# 4x100 to 4x114.3 wheel adaptors????



## Magicman520 (Aug 26, 2003)

Are there such a product as 4x100 to 4x114.3 wheel adaptors???? So that i could fit a 114.3 wheel on my 4x100 sentra???
I read it somewhere...
Does anybody know anywhere that sells them or makes them?


----------



## wes (Apr 30, 2002)

I saw a picture of spec v wheels on an NX. Must have been a conversion, either a hub conversion or an adapter. It would probably be easier to do a hub conversion than to make an adapter as I don't know of one that exists.


----------



## Magicman520 (Aug 26, 2003)

i see 5 lug adaptors all the time..there MUST be atleast ONE company out there that makes such a product...


----------



## wes (Apr 30, 2002)

Magicman520 said:


> i see 5 lug adaptors all the time..there MUST be atleast ONE company out there that makes such a product...

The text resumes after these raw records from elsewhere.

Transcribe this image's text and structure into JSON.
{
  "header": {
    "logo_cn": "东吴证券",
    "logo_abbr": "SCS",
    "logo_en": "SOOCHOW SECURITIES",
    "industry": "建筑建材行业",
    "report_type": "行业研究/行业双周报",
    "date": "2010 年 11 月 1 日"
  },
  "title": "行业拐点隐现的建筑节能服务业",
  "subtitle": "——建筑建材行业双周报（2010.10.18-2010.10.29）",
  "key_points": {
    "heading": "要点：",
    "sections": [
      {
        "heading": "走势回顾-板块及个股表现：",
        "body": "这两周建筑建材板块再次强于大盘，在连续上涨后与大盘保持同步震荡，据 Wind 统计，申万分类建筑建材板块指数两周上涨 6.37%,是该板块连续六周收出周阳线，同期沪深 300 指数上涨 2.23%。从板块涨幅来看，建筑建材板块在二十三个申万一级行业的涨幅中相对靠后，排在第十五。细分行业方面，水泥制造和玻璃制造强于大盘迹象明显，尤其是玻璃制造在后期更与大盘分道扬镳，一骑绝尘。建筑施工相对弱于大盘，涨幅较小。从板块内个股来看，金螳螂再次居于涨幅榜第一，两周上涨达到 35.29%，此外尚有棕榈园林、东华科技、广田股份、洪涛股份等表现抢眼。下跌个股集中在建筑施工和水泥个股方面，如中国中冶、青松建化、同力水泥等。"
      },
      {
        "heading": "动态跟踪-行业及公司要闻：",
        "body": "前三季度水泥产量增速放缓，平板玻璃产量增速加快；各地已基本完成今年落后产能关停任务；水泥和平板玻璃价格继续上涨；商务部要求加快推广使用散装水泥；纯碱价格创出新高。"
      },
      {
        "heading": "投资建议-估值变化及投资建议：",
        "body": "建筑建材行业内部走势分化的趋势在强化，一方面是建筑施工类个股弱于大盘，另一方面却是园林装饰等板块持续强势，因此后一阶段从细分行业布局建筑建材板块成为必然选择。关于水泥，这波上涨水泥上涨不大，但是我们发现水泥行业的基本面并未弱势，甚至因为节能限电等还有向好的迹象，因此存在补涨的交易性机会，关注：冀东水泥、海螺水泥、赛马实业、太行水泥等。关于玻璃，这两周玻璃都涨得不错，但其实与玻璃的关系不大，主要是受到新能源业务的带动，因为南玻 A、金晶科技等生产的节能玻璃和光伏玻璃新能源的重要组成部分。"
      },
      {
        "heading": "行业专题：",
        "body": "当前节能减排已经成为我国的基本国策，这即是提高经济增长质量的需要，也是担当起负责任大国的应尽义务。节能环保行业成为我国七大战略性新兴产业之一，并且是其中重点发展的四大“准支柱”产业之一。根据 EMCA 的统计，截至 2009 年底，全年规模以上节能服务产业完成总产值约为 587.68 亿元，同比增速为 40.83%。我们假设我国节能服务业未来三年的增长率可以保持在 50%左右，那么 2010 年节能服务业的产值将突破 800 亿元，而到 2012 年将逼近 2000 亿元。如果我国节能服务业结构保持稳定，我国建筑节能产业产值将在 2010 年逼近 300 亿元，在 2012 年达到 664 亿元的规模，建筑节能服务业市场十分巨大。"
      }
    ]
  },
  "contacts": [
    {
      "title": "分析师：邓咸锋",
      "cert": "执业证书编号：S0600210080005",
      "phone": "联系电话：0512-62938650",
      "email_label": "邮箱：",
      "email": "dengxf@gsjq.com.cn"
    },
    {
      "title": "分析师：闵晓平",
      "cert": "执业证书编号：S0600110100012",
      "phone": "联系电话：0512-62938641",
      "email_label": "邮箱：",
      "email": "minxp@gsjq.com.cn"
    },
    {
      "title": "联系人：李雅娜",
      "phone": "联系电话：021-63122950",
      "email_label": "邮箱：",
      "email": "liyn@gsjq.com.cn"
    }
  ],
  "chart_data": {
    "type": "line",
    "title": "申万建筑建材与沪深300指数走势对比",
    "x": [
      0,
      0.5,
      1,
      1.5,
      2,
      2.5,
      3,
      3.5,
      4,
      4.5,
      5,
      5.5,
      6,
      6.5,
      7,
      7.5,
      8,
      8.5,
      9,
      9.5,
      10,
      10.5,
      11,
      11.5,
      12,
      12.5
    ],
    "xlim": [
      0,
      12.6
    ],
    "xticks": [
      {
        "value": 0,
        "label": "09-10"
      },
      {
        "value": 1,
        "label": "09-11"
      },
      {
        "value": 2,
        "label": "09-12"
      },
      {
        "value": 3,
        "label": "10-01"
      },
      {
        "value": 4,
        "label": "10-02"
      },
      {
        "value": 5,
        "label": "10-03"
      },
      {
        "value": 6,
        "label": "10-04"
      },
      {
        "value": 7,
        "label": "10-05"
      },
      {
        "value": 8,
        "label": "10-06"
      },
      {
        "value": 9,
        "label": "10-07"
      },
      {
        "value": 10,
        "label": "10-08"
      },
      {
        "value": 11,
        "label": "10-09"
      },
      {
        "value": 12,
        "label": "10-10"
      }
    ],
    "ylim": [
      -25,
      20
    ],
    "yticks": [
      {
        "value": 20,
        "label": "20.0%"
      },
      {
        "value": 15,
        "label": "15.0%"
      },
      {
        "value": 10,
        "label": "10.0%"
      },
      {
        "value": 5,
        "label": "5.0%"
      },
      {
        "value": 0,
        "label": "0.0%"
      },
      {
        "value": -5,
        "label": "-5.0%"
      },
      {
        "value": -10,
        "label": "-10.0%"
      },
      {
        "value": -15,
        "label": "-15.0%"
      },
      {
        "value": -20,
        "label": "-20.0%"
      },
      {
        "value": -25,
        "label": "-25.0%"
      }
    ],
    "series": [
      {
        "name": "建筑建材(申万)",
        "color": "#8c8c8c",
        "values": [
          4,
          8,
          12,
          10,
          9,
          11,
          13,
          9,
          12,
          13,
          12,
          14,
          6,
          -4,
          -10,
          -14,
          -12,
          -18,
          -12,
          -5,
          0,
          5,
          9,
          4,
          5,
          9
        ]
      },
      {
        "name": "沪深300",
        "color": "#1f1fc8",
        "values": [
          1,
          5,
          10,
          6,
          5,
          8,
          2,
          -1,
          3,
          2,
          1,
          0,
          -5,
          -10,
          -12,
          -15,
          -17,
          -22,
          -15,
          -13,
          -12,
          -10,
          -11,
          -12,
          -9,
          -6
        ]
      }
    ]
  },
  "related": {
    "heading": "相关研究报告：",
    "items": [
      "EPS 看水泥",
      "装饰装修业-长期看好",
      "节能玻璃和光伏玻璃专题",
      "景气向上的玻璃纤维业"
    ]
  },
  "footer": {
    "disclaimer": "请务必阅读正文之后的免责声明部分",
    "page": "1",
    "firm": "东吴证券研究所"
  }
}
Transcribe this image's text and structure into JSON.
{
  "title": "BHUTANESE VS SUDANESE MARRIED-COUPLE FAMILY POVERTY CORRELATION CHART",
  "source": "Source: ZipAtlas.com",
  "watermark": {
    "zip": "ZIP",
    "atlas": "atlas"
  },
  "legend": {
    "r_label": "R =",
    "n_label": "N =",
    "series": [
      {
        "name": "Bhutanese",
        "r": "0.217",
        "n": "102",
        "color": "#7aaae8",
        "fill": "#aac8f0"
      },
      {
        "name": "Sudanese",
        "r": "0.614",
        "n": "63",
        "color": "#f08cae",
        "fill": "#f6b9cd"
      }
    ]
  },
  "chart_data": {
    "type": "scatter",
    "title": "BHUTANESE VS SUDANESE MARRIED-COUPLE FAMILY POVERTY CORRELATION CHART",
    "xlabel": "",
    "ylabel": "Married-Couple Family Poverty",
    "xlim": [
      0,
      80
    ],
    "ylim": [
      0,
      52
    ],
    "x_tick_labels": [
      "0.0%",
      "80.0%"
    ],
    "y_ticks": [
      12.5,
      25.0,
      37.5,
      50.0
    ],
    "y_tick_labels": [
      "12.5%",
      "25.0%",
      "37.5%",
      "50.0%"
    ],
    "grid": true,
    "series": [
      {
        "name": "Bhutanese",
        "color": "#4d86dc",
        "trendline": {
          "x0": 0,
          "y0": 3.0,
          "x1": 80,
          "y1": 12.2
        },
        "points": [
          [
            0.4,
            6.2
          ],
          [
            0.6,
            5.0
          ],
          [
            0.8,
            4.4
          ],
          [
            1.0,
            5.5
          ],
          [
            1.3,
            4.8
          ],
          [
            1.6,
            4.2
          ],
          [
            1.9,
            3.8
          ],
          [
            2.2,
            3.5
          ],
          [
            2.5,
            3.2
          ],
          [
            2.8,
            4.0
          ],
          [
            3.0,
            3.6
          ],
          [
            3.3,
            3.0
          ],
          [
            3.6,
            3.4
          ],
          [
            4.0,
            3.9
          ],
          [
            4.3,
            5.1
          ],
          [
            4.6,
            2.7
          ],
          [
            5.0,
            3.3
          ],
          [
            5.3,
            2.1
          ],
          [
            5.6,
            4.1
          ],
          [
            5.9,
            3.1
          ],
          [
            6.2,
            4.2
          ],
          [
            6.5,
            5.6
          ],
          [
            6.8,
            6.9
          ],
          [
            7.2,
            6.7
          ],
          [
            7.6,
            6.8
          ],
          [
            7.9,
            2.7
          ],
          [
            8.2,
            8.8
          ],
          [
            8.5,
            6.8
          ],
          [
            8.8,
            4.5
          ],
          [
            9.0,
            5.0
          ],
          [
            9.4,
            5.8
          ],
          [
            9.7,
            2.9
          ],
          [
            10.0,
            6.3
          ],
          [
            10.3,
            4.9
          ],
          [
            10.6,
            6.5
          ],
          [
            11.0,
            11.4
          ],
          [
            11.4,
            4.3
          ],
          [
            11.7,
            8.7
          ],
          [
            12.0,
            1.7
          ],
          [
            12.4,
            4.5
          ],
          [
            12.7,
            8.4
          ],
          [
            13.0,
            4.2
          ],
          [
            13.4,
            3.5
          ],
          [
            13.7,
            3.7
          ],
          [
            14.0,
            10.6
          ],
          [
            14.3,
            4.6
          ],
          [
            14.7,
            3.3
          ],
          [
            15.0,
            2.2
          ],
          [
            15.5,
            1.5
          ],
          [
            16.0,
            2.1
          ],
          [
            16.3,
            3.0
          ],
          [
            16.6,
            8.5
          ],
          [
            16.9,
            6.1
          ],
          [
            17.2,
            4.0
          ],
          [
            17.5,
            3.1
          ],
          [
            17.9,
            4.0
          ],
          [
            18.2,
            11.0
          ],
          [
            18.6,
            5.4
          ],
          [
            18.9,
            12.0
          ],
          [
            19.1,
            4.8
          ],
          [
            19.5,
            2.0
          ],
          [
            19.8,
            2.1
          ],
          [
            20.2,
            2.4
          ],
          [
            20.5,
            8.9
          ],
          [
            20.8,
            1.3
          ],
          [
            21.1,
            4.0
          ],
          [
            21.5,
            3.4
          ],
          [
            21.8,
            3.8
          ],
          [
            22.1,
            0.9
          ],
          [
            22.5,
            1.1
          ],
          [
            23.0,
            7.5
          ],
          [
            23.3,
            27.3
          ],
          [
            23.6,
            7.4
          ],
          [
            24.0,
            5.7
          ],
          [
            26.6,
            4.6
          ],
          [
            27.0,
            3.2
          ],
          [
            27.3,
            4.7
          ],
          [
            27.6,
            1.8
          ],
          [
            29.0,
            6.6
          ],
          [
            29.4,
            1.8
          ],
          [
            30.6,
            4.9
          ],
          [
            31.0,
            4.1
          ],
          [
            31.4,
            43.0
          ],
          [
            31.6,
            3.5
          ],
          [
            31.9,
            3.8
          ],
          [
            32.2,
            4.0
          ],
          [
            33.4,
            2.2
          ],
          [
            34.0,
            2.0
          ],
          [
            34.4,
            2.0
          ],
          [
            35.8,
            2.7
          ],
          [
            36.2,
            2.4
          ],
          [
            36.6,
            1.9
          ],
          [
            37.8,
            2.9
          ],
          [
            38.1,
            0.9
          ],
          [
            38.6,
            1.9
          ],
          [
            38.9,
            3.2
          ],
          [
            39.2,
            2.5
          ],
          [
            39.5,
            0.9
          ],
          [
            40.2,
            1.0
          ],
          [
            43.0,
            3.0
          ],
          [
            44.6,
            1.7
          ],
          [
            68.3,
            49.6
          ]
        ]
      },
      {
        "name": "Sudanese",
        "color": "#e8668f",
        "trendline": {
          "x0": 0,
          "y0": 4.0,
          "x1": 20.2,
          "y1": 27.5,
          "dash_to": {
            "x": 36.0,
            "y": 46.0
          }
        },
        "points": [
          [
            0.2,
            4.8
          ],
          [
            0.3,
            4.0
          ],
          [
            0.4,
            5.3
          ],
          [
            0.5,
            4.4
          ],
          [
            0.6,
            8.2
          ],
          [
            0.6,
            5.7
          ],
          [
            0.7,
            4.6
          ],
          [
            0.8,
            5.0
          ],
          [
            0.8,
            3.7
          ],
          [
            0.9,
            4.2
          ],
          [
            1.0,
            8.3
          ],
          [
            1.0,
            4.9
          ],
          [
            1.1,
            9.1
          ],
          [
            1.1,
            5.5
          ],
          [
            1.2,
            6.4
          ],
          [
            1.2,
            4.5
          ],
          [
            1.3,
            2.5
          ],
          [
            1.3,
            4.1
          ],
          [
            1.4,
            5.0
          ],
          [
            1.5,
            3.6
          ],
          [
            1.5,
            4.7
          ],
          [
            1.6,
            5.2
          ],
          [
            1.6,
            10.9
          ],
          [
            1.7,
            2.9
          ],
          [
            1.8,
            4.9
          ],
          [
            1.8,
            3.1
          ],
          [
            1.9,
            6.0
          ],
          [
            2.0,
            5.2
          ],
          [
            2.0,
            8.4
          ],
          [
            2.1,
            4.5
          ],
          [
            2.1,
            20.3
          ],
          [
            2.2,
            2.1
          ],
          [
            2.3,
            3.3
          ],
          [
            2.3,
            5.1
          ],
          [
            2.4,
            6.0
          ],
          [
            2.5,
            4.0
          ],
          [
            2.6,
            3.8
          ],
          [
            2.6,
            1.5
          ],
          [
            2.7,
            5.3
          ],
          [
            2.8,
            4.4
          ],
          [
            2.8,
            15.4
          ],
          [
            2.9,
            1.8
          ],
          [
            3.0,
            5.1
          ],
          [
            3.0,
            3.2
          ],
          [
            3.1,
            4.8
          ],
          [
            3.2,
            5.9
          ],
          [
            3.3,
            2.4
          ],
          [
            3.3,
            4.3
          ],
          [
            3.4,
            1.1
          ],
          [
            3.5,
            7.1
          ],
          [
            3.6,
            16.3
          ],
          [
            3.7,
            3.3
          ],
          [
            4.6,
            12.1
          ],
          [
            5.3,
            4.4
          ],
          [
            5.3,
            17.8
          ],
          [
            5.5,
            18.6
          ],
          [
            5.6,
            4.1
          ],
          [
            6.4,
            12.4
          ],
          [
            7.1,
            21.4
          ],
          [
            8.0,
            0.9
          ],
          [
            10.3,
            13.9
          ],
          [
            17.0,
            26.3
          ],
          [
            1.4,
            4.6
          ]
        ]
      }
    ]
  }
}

Most of those adapters change the offset needed for the wheel. Is there a specific wheel you want that is not mae in 4 x 100?


----------



## samo (Apr 30, 2002)

H&R makes sweet adaptors. They do change the total offset of the wheel, though.


----------



## NismoPC (Jul 28, 2002)

wes said:


> I saw a picture of spec v wheels on an NX. Must have been a conversion, either a hub conversion or an adapter. It would probably be easier to do a hub conversion than to make an adapter as I don't know of one that exists.


If that is the same one, the guy did a full 2.5 QR25DE swap and used Altima hubs which are 4x114.3.


----------



## Magicman520 (Aug 26, 2003)

where can i get H&R adaptors? any websites or pics???


----------



## chimmike (Oct 17, 2002)

imo, it'd be retarded to swap up to another 4 lug pattern. Companies aren't going to continue making 4 lug wheels because most manufacturers are going to 5 lug (except Nissan of course)

I got wind that Rota wasn't going to make any more 4 lug wheels until they see more demand, that the only ones you can get are the ones already made.


----------



## chimmike (Oct 17, 2002)

sorry.............I just think 4 lug is crappy  and it is, too. You ever see the Rotas you can only get in 5 lug? they're AMAZING!


----------



## samo (Apr 30, 2002)

Magicman520 said:


> where can i get H&R adaptors? any websites or pics???


Three seconds on Google found me this:
http://www.hrsprings.com


----------